8) (Optional) Tiny correlation heatmap

Use 4.2 for full heatmaps/pairplots. Here’s a tiny demo with numeric columns (plus log(Vitamin_D) if present).

num2 = df.select_dtypes(include=[np.number]).copy()
if 'Vitamin_D' in num2.columns:
    num2['Vitamin_D_log'] = np.log(num2['Vitamin_D'] + 1e-6)
if num2.shape[1] >= 2:
    corr_pear = num2.corr(numeric_only=True, method='pearson')
    plt.figure(figsize=(5,4))
    sns.heatmap(corr_pear, annot=True, fmt='.2f', vmin=-1, vmax=1, cmap='coolwarm')
    plt.title('Pearson correlations (tiny demo)')
    plt.tight_layout(); plt.show()
else:
    print('Not enough numeric variables for a small heatmap. See 4.2 for richer visuals.')

🧪 Exercises

Pearson vs Spearman vs Kendall
- Pick two numeric variables (e.g., Vitamin_D and Time).
- Compute all three correlations. Which is largest? Are p-values consistent?
Point-biserial
- If you have a binary subgroup (e.g., a dichotomised Outcome), compute the point-biserial with Vitamin_D.
- Interpret the sign (which group tends to be higher?).
Bootstrap CI + Permutation test
- Build a bootstrap CI for Pearson r between two variables of your choice.
- Run a permutation test; compare p-values with pearsonr’s parametric p-value.
Partial correlation
- Control for Group when relating Vitamin_D and Time.
- Does controlling for Group change the strength noticeably?
Non-linear
- Compute MI and dCor for Vitamin_D vs Time (or another numeric pair).
- Use permutation p-values; compare to Pearson/Spearman conclusions.

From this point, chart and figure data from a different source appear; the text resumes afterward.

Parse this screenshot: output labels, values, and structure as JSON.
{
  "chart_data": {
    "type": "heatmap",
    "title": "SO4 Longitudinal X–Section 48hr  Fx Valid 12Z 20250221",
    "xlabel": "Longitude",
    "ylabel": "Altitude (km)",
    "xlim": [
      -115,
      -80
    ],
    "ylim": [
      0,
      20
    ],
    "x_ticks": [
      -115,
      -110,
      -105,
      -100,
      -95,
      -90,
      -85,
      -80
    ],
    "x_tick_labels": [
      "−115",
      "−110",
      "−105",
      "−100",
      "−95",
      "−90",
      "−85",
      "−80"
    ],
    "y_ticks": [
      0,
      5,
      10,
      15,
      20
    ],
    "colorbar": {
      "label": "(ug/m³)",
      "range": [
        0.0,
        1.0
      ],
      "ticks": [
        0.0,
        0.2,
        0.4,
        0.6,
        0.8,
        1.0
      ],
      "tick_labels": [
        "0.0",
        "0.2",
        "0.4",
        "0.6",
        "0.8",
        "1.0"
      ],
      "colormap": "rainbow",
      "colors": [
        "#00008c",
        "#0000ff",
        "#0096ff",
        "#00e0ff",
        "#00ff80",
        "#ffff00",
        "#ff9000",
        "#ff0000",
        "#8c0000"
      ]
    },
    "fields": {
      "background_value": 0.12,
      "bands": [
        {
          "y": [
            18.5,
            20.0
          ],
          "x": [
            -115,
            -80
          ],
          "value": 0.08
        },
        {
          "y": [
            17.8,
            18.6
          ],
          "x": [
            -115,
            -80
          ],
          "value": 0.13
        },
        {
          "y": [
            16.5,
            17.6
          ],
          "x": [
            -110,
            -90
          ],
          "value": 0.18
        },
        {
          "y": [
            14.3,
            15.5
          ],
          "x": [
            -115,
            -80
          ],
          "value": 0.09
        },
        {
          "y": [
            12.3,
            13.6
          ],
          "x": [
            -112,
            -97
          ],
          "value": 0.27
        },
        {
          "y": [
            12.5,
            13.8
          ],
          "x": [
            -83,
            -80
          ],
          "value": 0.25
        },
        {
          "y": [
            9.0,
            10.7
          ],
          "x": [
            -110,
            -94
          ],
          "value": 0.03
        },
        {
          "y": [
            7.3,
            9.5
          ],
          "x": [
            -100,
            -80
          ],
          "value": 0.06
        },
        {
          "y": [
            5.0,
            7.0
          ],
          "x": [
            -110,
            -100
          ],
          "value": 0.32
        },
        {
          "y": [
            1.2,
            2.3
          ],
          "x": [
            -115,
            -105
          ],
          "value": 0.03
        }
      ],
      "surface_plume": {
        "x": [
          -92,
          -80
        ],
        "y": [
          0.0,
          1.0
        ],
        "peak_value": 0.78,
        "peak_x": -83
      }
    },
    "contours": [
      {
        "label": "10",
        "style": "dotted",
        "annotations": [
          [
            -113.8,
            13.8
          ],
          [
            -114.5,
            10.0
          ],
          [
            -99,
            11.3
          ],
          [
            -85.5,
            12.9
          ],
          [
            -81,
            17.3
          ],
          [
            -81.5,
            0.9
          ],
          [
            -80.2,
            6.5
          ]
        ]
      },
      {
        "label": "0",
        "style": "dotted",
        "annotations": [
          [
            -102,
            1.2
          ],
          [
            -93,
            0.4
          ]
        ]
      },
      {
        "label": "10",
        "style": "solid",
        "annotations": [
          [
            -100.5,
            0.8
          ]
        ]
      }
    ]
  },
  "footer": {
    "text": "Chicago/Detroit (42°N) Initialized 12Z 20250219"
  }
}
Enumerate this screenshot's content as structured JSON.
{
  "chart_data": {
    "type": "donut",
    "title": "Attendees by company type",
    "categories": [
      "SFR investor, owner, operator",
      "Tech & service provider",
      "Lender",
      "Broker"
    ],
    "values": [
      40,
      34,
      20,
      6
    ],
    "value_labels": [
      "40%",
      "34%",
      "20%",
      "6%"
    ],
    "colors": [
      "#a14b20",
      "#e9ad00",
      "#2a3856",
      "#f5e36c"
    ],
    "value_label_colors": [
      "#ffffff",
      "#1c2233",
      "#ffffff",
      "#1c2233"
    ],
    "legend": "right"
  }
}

🔗 Need distribution checks and log reasoning? See 4.1.
🔗 Need broad visual overviews (pair plots/heatmaps)? See 4.2.

✅ Conclusion

You quantified associations via Pearson/Spearman/Kendall, handled binary–numeric with point-biserial, and added uncertainty (bootstrap CI), a non-parametric significance check (permutation), a simple partial correlation, and nonlinear association metrics (MI, dCor). You’re ready to proceed to inferential comparisons and models.